Not surprisingly, these structure usually have associated search and user interface implications; indeed, a good exercise for the data modeler is to put together an XForms document and see how readily such structures can decompose into the associated design patterns. The easier the decomposition, the more "natural" the schema is likely to be in terms of writing XPath queries, transformations, XQuery scripts and so forth.

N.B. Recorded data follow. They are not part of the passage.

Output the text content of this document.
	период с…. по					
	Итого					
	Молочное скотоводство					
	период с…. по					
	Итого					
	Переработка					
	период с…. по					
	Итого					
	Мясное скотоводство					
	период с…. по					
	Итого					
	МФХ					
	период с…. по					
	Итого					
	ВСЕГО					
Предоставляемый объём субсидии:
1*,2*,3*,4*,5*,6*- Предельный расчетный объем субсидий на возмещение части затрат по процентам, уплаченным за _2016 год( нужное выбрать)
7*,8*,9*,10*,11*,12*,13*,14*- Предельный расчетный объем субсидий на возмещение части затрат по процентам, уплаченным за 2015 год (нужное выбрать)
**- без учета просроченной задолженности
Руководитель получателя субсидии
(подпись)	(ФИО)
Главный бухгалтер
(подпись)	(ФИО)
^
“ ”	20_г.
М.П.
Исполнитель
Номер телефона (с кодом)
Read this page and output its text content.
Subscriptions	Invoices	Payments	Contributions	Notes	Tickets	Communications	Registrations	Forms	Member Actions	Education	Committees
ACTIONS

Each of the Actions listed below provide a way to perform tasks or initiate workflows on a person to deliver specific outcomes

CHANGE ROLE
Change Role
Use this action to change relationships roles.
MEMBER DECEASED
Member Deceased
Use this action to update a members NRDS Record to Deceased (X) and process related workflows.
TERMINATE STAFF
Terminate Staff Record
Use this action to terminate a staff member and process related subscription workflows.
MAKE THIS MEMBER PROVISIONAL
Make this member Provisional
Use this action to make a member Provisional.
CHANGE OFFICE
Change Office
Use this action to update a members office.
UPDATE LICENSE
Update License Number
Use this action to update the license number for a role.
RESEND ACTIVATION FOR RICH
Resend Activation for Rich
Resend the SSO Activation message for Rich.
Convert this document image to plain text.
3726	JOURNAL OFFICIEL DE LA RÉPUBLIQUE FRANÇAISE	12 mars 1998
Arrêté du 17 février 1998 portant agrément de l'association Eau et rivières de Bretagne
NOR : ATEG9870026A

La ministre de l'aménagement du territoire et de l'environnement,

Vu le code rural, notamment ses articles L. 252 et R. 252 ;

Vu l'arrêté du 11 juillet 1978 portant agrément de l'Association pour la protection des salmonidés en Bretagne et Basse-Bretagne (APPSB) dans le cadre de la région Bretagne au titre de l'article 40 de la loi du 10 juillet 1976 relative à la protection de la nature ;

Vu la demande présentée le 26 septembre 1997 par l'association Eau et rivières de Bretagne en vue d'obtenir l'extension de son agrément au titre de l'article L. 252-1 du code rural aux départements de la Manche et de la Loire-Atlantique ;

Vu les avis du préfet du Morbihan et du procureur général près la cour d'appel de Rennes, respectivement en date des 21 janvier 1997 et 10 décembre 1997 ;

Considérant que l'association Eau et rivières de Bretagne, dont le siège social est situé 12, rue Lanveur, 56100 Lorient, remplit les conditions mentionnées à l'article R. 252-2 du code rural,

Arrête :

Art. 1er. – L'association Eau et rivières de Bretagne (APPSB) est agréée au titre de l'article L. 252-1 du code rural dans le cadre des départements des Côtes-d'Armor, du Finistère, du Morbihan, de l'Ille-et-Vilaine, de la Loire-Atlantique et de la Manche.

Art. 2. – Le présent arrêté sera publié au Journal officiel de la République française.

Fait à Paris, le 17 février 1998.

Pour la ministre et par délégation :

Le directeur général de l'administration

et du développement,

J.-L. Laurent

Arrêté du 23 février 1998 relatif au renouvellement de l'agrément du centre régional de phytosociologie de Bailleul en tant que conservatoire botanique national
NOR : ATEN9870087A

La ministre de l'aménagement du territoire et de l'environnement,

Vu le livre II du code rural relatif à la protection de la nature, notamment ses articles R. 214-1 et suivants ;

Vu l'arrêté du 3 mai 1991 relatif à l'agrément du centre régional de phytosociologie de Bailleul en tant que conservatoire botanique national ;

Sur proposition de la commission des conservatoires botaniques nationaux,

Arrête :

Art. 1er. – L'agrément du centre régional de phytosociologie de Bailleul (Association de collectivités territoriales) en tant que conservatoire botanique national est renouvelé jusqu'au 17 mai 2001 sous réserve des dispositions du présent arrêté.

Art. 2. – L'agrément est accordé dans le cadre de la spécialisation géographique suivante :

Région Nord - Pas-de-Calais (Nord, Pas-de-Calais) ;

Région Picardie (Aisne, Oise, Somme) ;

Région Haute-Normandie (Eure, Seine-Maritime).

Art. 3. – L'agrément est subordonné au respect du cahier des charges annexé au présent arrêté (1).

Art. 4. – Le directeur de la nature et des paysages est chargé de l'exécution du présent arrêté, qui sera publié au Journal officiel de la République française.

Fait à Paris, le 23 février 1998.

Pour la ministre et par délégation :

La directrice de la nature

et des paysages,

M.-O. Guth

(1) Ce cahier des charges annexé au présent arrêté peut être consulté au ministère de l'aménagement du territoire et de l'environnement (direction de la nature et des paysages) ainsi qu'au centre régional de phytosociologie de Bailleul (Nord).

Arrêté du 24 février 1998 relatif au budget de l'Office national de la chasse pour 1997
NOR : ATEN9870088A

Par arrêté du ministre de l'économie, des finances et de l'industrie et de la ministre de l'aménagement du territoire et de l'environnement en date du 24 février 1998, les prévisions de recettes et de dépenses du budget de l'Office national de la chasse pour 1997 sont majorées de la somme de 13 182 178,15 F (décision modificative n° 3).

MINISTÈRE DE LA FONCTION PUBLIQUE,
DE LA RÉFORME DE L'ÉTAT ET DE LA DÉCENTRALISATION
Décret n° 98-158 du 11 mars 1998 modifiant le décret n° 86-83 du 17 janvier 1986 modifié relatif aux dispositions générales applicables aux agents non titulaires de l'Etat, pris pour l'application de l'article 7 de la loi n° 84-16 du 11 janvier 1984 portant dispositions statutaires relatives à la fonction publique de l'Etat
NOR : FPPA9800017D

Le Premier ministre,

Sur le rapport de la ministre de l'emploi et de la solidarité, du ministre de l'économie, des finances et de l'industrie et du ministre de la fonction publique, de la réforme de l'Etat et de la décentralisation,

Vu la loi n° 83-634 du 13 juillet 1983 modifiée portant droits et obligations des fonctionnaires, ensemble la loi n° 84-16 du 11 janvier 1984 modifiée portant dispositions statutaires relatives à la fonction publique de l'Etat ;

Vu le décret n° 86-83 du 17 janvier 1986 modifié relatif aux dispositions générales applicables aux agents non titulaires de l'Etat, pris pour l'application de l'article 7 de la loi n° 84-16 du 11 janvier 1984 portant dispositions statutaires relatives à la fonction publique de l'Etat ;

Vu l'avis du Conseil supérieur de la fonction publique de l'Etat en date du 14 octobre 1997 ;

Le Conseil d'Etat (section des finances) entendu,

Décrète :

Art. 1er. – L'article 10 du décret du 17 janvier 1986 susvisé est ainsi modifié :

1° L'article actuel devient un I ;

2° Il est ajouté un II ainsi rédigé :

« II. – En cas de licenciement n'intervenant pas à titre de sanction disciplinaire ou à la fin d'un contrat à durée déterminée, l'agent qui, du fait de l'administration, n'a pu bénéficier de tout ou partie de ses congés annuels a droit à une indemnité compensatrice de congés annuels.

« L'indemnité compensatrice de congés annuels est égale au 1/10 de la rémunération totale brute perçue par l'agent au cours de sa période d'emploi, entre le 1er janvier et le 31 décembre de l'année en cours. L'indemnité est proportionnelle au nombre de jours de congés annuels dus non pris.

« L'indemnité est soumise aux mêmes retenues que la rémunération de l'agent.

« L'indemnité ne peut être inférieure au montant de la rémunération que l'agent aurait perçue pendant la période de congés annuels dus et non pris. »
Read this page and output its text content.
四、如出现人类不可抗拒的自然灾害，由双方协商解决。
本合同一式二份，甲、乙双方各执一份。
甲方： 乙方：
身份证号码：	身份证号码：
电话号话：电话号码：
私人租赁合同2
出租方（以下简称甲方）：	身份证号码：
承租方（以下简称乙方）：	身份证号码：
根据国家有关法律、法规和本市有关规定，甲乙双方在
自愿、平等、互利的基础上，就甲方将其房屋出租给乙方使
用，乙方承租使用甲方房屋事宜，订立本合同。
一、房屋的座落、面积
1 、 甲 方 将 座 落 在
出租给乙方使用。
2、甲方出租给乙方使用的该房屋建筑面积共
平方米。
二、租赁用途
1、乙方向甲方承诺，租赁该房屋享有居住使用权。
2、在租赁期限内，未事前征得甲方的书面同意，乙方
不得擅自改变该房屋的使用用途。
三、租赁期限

When you have to spend a lot of time writing "one-offs" then it may be a good indication that the model isn't as well optimized for XML processing as it could be.

 

Designing for XML

 

What this means for using UML tools to develop schemas is simple - remember at all times that at least some of your objects may very well have to satisfy the LotR test, and as such should be designed with XML processing in mind, not some other language used as a downstream consumer of the XML. This means that abstraction models and inheritance needs to be examined with respect to what you're attempting to do, this means that you should be cognizant of the underlying design patterns and where they best work, and it means that you should attempt to be consistent in your modeling, especially when dealing with archival schemas. Time spent achieving those goals will be easily recouped when it comes time to start developing applications against these schemas later.